Eu entendo que nós precisamos de catalogar, etiquetar, arrumar conceptualmente como de pão para a boca. É a nossa natureza, somos assim. Mas será isso necessariamente bom?

5 comentários:

josé manuel chorão disse...

Catalogar não é necessariamente bom. Mas é humano, é uma necessidade de aparente segurança. Sem nomes resta o caos. O medo, a insegurança.
Por isso os humanos inventaram deuses (e continuam a inventá-los), para pôr nome às coisas e poderem dormir um pouco mais descansados...

Rita TSBGC disse...

Talvez o problema resida na percepção do desconhecimento, uma percepção que nos coloca, quase sempre, perante o abismo. Uma coisa é saber que uma determinada composição de um determinado período histórico, é de um autor anónimo, o que tendo em conta pouca antiguidade da noção de autoria individual, não nos causa perplexidade; uma outra coisa é Nós, desconhecermos a quem pertence uma determinada composição, ou em que tempo histórico foi escrita, esta segunda hipótese, remete para nós a ignorância, a composição até pode ter um autor mas , nós não sabemos.
Catalogar é isto, fingir que nomeando poderemos dominar, apaziguando a dimensão brutal dos buracos negros.
Anónimo vs desconhecido

Fred disse...

Interessante esta leitura!
De facto, dá que pensar.


Um abraço!

παναγιώτα disse...

1. Pois não acredito... Ouvi e adorei esta música no Musée de la Musique em Paris, mas não anotei o título dela e não a podia encontrar de novo!

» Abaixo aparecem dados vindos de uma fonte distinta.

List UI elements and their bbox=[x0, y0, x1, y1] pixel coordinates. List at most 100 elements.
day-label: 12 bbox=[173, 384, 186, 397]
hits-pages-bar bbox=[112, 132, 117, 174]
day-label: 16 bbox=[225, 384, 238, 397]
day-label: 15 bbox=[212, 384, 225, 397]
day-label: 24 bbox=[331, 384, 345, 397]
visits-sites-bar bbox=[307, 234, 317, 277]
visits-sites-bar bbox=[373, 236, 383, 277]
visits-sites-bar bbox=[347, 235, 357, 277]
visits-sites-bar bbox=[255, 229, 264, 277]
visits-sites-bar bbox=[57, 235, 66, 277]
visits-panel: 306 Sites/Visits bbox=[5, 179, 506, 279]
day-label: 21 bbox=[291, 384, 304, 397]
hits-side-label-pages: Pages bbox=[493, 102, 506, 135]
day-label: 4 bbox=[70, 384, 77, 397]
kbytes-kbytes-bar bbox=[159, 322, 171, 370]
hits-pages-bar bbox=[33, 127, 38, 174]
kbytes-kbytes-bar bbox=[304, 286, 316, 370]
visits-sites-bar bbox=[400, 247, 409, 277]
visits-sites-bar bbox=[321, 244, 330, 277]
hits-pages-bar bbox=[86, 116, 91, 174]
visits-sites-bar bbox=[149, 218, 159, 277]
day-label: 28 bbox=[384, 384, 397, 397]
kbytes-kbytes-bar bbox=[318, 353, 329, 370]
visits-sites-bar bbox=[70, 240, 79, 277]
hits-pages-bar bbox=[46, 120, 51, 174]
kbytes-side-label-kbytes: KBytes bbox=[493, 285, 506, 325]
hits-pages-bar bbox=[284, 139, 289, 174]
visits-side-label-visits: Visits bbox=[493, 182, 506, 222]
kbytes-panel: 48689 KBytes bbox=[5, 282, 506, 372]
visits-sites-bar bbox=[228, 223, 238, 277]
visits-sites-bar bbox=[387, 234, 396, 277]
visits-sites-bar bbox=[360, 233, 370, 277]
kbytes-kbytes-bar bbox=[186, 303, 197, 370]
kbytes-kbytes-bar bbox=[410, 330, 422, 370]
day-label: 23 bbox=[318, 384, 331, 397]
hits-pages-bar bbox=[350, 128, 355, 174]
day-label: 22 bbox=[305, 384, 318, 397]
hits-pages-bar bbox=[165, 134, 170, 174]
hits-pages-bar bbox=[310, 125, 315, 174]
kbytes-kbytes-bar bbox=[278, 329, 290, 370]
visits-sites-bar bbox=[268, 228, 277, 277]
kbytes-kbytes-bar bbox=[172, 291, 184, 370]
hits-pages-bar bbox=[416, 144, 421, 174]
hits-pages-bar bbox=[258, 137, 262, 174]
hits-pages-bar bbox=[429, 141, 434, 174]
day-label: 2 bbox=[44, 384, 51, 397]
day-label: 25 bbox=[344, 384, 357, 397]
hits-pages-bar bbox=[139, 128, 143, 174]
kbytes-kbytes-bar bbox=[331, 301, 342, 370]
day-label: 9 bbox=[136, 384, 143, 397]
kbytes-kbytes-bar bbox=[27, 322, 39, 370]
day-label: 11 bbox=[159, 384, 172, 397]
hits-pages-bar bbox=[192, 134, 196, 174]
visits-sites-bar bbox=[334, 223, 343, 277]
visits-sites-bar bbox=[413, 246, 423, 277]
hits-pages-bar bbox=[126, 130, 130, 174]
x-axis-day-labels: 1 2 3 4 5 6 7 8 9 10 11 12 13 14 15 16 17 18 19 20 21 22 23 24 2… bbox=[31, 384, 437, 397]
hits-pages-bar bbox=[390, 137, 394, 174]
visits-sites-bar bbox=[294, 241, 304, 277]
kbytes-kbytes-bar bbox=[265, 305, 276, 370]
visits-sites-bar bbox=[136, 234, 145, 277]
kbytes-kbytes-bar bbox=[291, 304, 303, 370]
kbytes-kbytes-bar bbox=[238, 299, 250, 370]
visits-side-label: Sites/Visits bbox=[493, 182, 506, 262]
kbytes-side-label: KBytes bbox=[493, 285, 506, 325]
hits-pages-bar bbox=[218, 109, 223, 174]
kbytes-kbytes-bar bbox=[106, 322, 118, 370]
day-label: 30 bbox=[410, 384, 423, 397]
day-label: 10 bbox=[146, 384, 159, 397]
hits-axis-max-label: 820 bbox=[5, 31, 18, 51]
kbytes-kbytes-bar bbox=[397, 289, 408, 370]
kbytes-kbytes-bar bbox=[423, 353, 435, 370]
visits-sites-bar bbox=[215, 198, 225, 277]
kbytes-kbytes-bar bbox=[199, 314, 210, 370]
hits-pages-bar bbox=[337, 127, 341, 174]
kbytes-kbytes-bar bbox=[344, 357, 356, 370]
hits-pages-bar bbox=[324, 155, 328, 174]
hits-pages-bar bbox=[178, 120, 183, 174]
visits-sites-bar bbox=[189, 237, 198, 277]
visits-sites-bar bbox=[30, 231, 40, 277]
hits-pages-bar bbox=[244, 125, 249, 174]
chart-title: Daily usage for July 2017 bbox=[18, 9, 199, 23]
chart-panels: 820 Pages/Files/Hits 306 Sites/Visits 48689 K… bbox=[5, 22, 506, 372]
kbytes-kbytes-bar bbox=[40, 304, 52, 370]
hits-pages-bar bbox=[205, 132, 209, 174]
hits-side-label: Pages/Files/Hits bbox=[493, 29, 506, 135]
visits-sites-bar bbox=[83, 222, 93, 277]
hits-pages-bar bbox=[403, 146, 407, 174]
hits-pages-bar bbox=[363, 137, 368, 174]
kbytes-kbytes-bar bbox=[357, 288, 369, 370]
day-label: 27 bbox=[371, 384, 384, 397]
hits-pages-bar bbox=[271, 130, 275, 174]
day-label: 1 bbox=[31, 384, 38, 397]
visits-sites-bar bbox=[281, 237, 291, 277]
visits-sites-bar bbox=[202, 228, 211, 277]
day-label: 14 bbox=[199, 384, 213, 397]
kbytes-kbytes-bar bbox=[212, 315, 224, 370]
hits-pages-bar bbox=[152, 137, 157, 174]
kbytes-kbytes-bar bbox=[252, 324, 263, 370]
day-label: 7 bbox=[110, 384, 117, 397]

Obrigadinha!

2. Às vezes, tenho a mesma dúvida, não sei se gosto de uma coisa porque gosto ou porque hei-de gostar... Às vezes, não posso gostar de algo sem saber «o que é»...
E depois penso: Mas será que posso fugir disso? Mesmo percebendo a estupidez da situação.

:)

Alice N. disse...
Este comentário foi removido pelo autor.